Rolling release model philosophy (was Re: Anaconda is totally trashing the F18 schedule (was Re: f18: how to install into a LVM partitions (or RAID)))

Tom Lane tgl at redhat.com
Fri Nov 2 22:32:39 UTC 2012


Adam Williamson <awilliam at redhat.com> writes:
> On Fri, 2012-11-02 at 17:53 -0400, Tom Lane wrote:
>> I've seen a whole lot of user demand for *more* stable versions of
>> Fedora.  I've seen none whatever for less stable versions.

> Perhaps I ought to be more clear. I think we can maintain the level of
> *actual* stability our current 'stable' releases provide with a model
> such as I describe, while substantially reducing the amount of resources
> we're wasting at least _theoretically_ maintaining up to four releases
> at once (currently, 16, 17, 18 and 19).

Well, maybe, but yeah you weren't very clear about that.  In any case,
I'm not seeing how we handle things like library ABI breaks with a
rolling release model ... at least not without more work, rather than
less, than we have now.

> If you're using a Fedora release today you're _already_ fighting OS bugs
> more often than most people do, I'd say.

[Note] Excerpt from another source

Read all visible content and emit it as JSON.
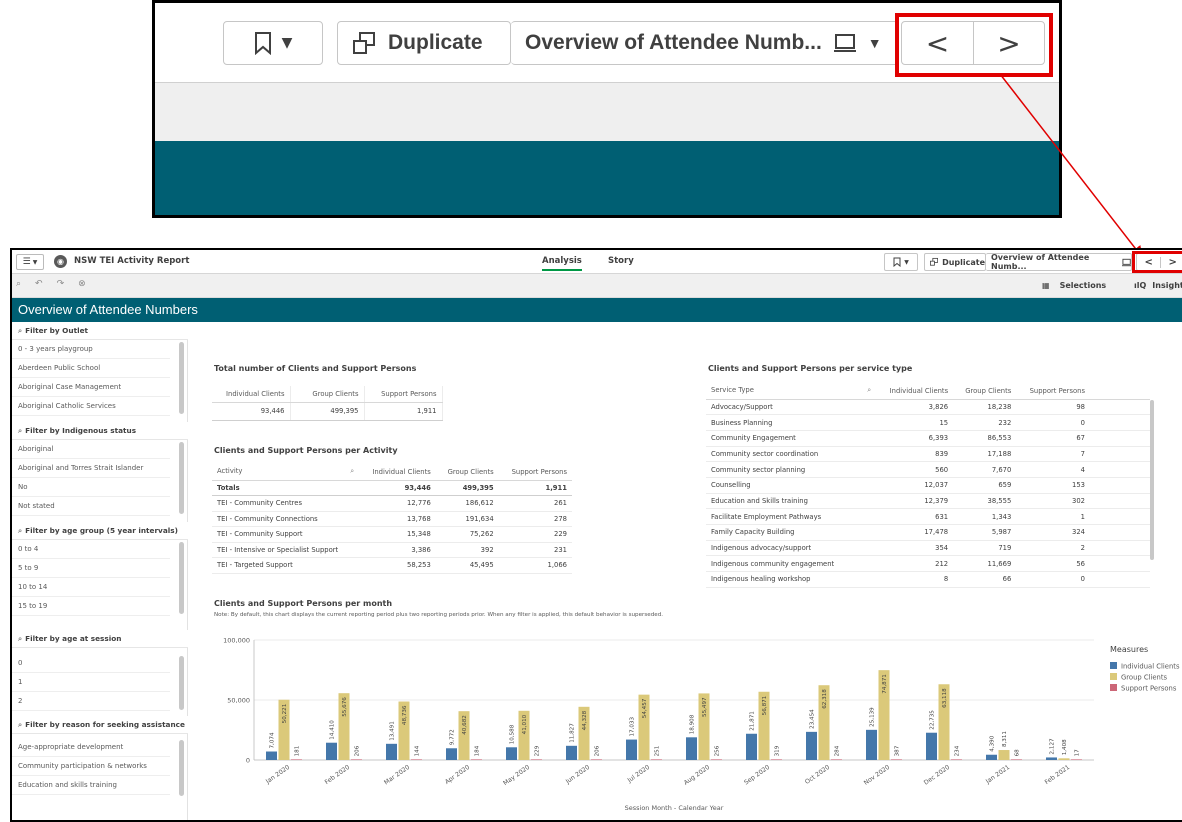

I don't buy that really.  I hit very few bugs in Fedora -- fewer than
in OS X for instance.  Possibly this is because I use it as a headless
server as much as possible, and thus avoid bugs in the desktop-related
code.  As a development platform it's remarkably stable.  (Now
admittedly, I never run rawhide, and generally wait till a month after
"official release" before updating my main workstation to a new Fedora
version.  But with those simple precautions, it is very stable.)